Here are the people you do NOT want to emulate:

  • Open mouth insert foot. As you know, I work at a Catholic college and an interviewee once hilariously and ironically referred to one of my women religious colleagues as, “Sister-what-the-hell’s-her-name.” Another interviewee for a science faculty position casually remarked that, “Women don’t like math,” one of the last comments to make while interviewing at a women-focused institution. One of my student affairs colleagues once had someone respond to the question, “What do know about our school?” with “I know you have mostly girls and I’m OK with that!” Your uncle’s friend, Housecatt (Do you remember him? He was in our wedding.), shared a story where someone went off on a critical tirade about a national not-for-profit, having no idea that the not-for-profit for which she was interviewing was funded by this very same organization. Lessons learned: watch your language, don’t stereotype, don’t say anything that could be construed as creepy, and do your homework.

 

  • Not ready to adult. One of my favorite interview stories that your uncle told me has to be about the interviewee who, on a tour of the company’s stockroom, picked up a very large flask and asked to have  a picture taken with it. Another contribution from Housecatt includes the story where he asked why an applicant wanted to go from a full time to a part time job, and the reply was that, “…all my friends are still in college and I missed hanging with them.” There are many stories about candidates who brought their mothers or spouses with them on the interview. So, while it’s good to be yourself and be honest, don’t go overboard, and leave mom at home.

 

  • Really make an impression. My friend, Jason, shared, “I had a guy show up for an interview with me wearing cat eye contacts. Yeah…no. I asked him why he decided to wear those and he said he wanted to stand out.” Your uncle came home one day with a story about a distracting female candidate who was dubbed inappropriate-top-woman. The same guy in Housecatt’s not-ready-to-adult story came in unshaven, wearing khakis and a shirt that an iron or dry cleaner had never seen – no jacket, no tie. Take home message here: don’t wear anything weird, no cleavage, and look like you actually care what the interviewers think of you.

 

  • Ramble on.  Jason also commented on my Facebook post, “One time I interviewed a guy for a position and when I would ask a question he would talk for 5-8 minutes. Around the 3rd question in, almost half an hour later, I could not keep my eyes open and I did one of those head-nod things. He noticed, and said ‘Can I assume I pretty much don’t have this job?’ And I said ‘Yes, sorry.’ I was a little embarrassed, but he just didn’t know when to stop talking!” I have had this same experience multiple times and then didn’t have time to get through all my questions, so I couldn’t really judge whether the people would be a good fit or not.

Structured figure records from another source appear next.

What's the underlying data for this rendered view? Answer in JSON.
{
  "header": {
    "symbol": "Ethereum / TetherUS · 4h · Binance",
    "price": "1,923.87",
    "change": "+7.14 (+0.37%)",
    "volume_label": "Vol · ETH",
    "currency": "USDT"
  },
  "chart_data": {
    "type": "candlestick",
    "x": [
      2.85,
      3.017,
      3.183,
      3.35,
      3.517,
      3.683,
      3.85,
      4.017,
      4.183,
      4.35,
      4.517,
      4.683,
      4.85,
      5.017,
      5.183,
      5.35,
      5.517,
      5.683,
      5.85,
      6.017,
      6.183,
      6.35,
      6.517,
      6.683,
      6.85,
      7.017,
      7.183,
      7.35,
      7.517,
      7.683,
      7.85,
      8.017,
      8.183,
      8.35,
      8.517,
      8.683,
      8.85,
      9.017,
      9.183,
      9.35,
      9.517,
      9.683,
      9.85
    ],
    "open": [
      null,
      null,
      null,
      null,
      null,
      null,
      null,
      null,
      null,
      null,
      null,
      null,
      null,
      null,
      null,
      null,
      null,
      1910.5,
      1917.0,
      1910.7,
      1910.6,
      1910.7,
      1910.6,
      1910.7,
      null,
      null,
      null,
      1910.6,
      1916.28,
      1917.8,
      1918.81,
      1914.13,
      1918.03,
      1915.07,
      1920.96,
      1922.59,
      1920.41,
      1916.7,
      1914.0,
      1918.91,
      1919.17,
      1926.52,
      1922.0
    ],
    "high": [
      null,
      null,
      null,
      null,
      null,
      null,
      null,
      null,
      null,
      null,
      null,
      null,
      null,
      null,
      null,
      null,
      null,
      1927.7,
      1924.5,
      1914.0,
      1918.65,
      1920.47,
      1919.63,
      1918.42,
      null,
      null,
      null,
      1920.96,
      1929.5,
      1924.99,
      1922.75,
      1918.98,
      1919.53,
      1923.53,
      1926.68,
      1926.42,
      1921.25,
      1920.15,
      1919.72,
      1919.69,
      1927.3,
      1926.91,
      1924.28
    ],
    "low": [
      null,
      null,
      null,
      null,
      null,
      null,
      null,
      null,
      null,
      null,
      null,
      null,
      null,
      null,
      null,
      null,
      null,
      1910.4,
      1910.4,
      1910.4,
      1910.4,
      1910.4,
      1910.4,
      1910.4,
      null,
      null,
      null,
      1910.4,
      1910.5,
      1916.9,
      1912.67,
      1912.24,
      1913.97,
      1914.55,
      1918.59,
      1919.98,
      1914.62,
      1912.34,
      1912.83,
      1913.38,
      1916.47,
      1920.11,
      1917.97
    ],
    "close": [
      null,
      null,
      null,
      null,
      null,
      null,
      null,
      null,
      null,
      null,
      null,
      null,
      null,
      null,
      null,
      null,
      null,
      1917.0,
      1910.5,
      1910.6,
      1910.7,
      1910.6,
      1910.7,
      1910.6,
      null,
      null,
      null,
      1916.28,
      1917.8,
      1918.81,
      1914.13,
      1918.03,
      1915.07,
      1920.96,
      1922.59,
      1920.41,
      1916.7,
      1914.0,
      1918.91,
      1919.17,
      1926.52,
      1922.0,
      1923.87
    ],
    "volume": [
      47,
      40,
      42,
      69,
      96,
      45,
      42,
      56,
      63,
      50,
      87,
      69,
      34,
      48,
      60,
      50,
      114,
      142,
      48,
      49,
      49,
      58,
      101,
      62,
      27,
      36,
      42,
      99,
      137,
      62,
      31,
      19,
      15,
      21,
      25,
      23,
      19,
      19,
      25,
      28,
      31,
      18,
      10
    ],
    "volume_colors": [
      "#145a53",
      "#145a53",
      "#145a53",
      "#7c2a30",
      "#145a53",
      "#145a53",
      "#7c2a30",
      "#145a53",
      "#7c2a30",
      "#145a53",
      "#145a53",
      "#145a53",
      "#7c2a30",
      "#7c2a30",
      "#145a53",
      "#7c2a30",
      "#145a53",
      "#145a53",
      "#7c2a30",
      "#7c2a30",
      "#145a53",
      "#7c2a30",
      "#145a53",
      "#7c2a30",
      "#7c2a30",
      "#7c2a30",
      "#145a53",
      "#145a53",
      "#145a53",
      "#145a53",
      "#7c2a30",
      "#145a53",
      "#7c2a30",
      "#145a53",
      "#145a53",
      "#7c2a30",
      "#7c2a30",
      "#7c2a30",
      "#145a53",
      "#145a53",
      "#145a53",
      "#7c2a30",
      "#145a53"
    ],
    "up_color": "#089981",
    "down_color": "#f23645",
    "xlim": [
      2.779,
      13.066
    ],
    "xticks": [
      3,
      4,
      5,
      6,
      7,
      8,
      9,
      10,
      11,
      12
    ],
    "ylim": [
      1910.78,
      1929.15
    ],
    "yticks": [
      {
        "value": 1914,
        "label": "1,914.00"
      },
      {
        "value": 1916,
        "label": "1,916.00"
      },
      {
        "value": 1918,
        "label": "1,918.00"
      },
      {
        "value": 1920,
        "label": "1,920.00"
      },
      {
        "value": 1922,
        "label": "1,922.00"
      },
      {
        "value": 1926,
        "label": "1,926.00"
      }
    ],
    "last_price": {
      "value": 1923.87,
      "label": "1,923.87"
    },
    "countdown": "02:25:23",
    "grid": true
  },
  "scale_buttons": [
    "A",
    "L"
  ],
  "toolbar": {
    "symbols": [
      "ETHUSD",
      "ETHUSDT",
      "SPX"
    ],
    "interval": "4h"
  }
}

You must have concise answers prepared to the obvious questions that might be asked.

 

  • Distracted much. Once when I was being interviewed, my phone was in my bag in the corner of the room and, although it was on vibrate mode, I could hear it buzzing and buzzing and I was freaking out wondering if they could also hear it and it was hard to concentrate on the questions. My friend, Kamala, had an experience where a candidate was actually texting. It was during lunch, but still inappropriate. The best, though, is my co-worker’s story about trying to do a phone interview while  the other person was driving and the call was actually dropped. Why would anyone schedule a phone interview to be during a time when they would be driving? Make sure that you can devote your full attention to the interviewer(s) by turning devices to silent/ do not disturb mode – nothing is more important at that moment than the interview itself. If it’s a phone interview be sure to be in a quiet, distraction-free room on a phone with a good connection.

I know it will be a while before you interview for a full-time, permanent position, but in the meantime, hopefully this will be useful for part-time jobs or internships for which you might apply or just for a good laugh.

Best of luck in your future interviews!